Engine technology has evolved significantly over recent years. To meet government requirements for reduced emissions and business owners’ needs for vehicle durability, economy and performance, smaller engines are running at higher temperatures to maximise efficiency, power output and fuel economy. Longer oil drain intervals, taken together with smaller sumps, and the need to minimise emissions have created the need for less viscous, synthetic and semi-synthetic oils to provide the lubrication required in these challenging conditions.
But are these highly efficient, low viscosity lubricants suitable for the ageing vehicles being serviced in workshops? The latest formulation is no guarantee of success. Traditionally, when newer oils were developed, they were designed to be ‘backwardly compatible’. However, this is becoming increasingly difficult as modern engines develop so quickly.
For example, Volvo VDS-5 is a new heavy duty fuel-efficient diesel engine oil specification with an SAE viscosity of 5W-30. Designed for in the latest 13L engines (Euro VI Step D), it is not backward compatible with previous Volvo Long Drain Specification fluids such as a Volvo VDS 4.5 SAE 10W-30 grade. The lower viscosity results in lower oil pressure, which could lead to multiple dashboard warning triggers. It is, however, expected to deliver over 0.5% fuel economy improvements versus 10W-30 oils.
Using the wrong oil risks accelerated wear, the formation of deposits and damage to emission control devices. Left unchecked, it could lead to eventual engine failure, meaning higher maintenance costs for your customers and potential damage to your business’ reputation. Putting an oil with a low level of Sulphated Ash, Phosphorous and Sulphur (SAPS) into a vehicle requiring a high level may not offer the wear protection required. The additives for a lower SAPS oil will differ as well.

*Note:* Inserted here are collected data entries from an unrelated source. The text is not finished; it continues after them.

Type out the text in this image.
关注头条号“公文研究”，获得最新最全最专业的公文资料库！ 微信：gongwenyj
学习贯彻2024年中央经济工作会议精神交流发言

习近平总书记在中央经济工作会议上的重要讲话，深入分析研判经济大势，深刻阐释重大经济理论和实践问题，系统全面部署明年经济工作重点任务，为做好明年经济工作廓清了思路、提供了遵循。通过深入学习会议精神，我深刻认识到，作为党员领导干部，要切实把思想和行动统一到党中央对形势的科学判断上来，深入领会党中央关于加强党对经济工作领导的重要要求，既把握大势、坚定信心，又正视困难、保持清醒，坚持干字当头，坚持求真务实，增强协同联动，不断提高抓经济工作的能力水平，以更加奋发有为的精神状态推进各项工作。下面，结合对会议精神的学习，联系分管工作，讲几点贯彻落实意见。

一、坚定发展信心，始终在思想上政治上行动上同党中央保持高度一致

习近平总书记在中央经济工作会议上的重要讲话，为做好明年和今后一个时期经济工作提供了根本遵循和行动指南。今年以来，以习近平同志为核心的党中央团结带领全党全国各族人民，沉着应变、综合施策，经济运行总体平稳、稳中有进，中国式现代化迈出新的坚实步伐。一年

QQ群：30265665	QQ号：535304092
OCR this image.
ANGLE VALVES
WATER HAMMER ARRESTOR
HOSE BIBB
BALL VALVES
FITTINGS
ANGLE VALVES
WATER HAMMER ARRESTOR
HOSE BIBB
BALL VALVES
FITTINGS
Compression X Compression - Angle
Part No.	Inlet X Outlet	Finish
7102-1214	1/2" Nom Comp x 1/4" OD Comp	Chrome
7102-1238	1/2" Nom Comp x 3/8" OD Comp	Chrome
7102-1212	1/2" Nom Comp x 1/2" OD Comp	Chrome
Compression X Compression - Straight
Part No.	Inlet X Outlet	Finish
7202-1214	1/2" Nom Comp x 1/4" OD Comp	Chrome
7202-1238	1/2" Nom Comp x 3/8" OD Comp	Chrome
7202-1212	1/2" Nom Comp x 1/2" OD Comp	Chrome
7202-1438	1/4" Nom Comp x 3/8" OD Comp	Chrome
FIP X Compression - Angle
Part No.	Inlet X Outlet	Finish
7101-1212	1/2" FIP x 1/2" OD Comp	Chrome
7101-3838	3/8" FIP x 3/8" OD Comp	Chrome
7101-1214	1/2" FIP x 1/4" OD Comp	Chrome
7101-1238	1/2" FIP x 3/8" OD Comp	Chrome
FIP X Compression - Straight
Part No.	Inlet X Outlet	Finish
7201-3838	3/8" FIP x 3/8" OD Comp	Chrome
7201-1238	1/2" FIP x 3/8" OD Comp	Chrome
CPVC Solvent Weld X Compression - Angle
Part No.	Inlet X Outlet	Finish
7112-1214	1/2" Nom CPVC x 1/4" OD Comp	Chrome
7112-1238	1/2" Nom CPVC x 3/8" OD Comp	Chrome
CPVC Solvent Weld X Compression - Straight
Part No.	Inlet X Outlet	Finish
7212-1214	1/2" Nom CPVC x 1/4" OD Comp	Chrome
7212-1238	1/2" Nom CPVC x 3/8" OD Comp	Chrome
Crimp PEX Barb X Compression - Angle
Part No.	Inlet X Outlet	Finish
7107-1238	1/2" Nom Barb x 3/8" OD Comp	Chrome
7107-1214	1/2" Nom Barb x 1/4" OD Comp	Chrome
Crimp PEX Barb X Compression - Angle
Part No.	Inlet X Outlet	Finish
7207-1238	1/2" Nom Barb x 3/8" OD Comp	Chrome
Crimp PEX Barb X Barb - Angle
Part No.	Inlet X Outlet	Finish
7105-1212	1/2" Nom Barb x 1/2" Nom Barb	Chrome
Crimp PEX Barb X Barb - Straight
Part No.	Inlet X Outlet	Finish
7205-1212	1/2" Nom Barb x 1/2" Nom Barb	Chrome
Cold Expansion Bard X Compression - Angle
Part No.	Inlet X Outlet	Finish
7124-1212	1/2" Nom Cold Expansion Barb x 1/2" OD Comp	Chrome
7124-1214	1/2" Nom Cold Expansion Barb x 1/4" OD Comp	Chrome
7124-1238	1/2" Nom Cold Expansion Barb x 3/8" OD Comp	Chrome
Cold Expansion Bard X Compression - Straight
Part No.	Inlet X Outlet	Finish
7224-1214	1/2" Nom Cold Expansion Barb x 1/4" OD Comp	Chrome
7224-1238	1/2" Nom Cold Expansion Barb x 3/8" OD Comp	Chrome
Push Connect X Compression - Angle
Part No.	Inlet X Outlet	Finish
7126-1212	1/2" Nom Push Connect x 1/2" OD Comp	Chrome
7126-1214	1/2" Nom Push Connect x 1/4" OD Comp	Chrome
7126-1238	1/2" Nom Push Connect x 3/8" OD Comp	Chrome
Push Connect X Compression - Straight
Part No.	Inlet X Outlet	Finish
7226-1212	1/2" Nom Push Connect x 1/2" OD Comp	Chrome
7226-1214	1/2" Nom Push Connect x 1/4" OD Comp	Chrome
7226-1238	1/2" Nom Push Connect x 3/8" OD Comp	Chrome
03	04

Additives help to provide the performance characteristics of an engine oil, but modern lubricants are designed to deliver performance through a thinner, less viscous oil that might not be suitable for older vehicles.
It could be tempting to use cheaper oils to offset rising costs. However, the cheapest possible oil could be a full SAPS oil. This could damage the emission control system, poison the catalyst or block the Diesel or Gasoline Particulate Filter, reduce the overall efficiency and result in failure of the particulate filter or catalyst, both expensive to replace. Too much phosphorous from a high SAPS oil can also poison the Selective Catalytic Reduction units designed to reduce Nitrogen Oxide emissions. Short term gain may lead to long term pain for you and your customers.
VLS strongly recommends referring to the vehicle handbook or using an online database to identify the correct oil for each and every vehicle. Looking beyond the viscosity to specific ACEA and OEM standards is essential. This ensures that the lubricant is fit for purpose in that specific vehicle. If you are in any way unsure of which oil to use, get in touch with the OEM.”
The Verification of Lubricant Specifications (VLS) is an independent trade body that helps technicians and motorists understand the lubricants industry and ensures that lubricant products can deliver what they claim.